Jauh sebelum 212, sebenarnya pernah terjadi persatuan khilafiyah tersebut sudah pernah dicontohkan dua ulama besar dua ormas Islam tersebut. Masjid Agung Al-Azhar, Jakarta menjadi saksi sejarah tersebut antara Buya Hamka dan KH Abdullah Syafi’i.
Saat Jum’at pagi, KH Abdullah Syafi’i pendiri Perguruan Islam Asy-Syafi’iyah bertandang ke Masjid Al-Azhar dan diterima oleh Buya Hamka.
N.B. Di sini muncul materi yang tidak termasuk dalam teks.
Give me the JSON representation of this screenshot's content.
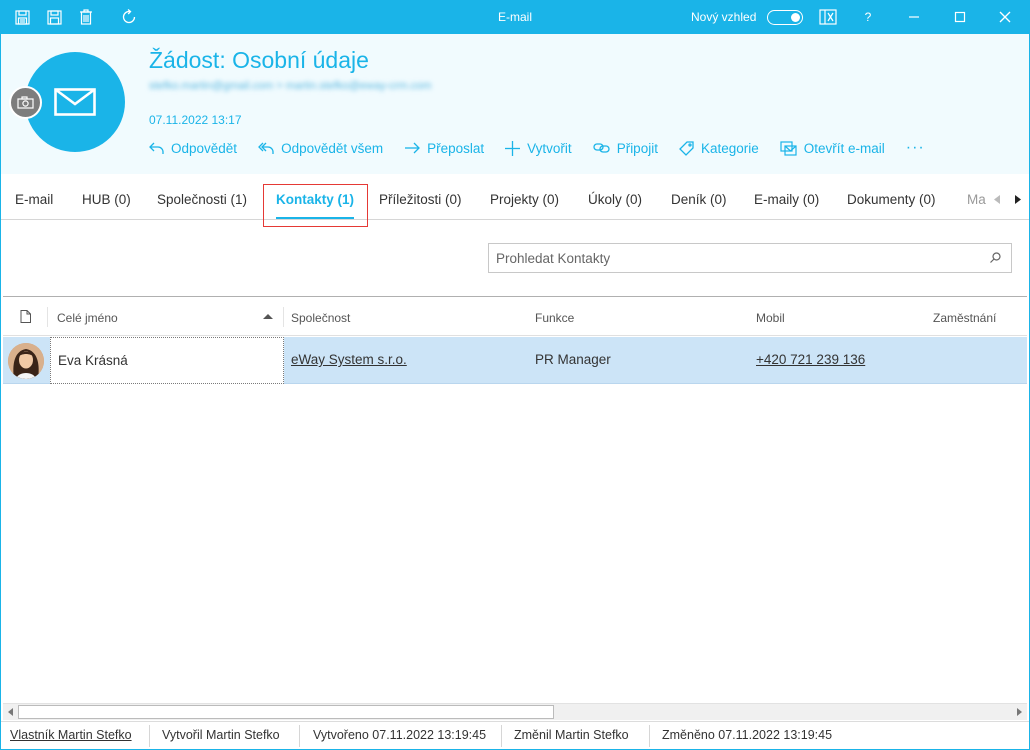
{
  "window": {
    "title": "E-mail",
    "new_look_label": "Nový vzhled",
    "help_label": "?",
    "accent_color": "#1ab4e8"
  },
  "header": {
    "subject": "Žádost: Osobní údaje",
    "addresses": "stefko.martin@gmail.com > martin.stefko@eway-crm.com",
    "date": "07.11.2022 13:17",
    "actions": [
      {
        "label": "Odpovědět",
        "icon": "reply-icon"
      },
      {
        "label": "Odpovědět všem",
        "icon": "reply-all-icon"
      },
      {
        "label": "Přeposlat",
        "icon": "forward-icon"
      },
      {
        "label": "Vytvořit",
        "icon": "plus-icon"
      },
      {
        "label": "Připojit",
        "icon": "link-icon"
      },
      {
        "label": "Kategorie",
        "icon": "tag-icon"
      },
      {
        "label": "Otevřít e-mail",
        "icon": "open-email-icon"
      }
    ],
    "more_label": "···"
  },
  "tabs": [
    {
      "label": "E-mail"
    },
    {
      "label": "HUB (0)"
    },
    {
      "label": "Společnosti (1)"
    },
    {
      "label": "Kontakty (1)"
    },
    {
      "label": "Příležitosti (0)"
    },
    {
      "label": "Projekty (0)"
    },
    {
      "label": "Úkoly (0)"
    },
    {
      "label": "Deník (0)"
    },
    {
      "label": "E-maily (0)"
    },
    {
      "label": "Dokumenty (0)"
    },
    {
      "label": "Ma"
    }
  ],
  "search": {
    "placeholder": "Prohledat Kontakty"
  },
  "grid": {
    "columns": [
      "Celé jméno",
      "Společnost",
      "Funkce",
      "Mobil",
      "Zaměstnání"
    ],
    "rows": [
      {
        "name": "Eva Krásná",
        "company": "eWay System s.r.o.",
        "function": "PR Manager",
        "mobile": "+420 721 239 136",
        "employment": ""
      }
    ]
  },
  "status": {
    "owner": "Vlastník Martin Stefko",
    "created_by": "Vytvořil Martin Stefko",
    "created_at": "Vytvořeno 07.11.2022 13:19:45",
    "changed_by": "Změnil Martin Stefko",
    "changed_at": "Změněno 07.11.2022 13:19:45"
  }
}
Masjid Al-Azhar yang terbiasa dalam pelaksanaan Shalat Jum’at mengumandangkan adzan satu kali, akhirnya dikumandangkan dua kali.
“Saya meminta Tuan Guru menjadi Khotib Jum’at. Khusus untuk Sholat Jum’at ini karena Tuan Guru yang khutbah, adzannya dua kali untuk menghormati Kiyai,” kata Buya Hamka ke KH Abdullah Syaf’i.
Masih sejarah tentang Buya Hamka. Saat itu jama’ah haji asal Indonesia jika pulang dan pergi ke tanah suci masih menggunakan moda transportasi kapal laut. Berminggu-minggu bersama di tengah lautan dan pastinya selalu shalat lima waktu berjama’ah. Di kapal laut tersebut ada dua ulama besar Buya Hamka (Muhammadiyah) dan KH Idham Chalid (Mantan Ketua PBNU) yang kini kita bisa lihat fotonya di uang pecahan Rp 5000,- berserta jama’ah warga NU dan Muhammadiyah.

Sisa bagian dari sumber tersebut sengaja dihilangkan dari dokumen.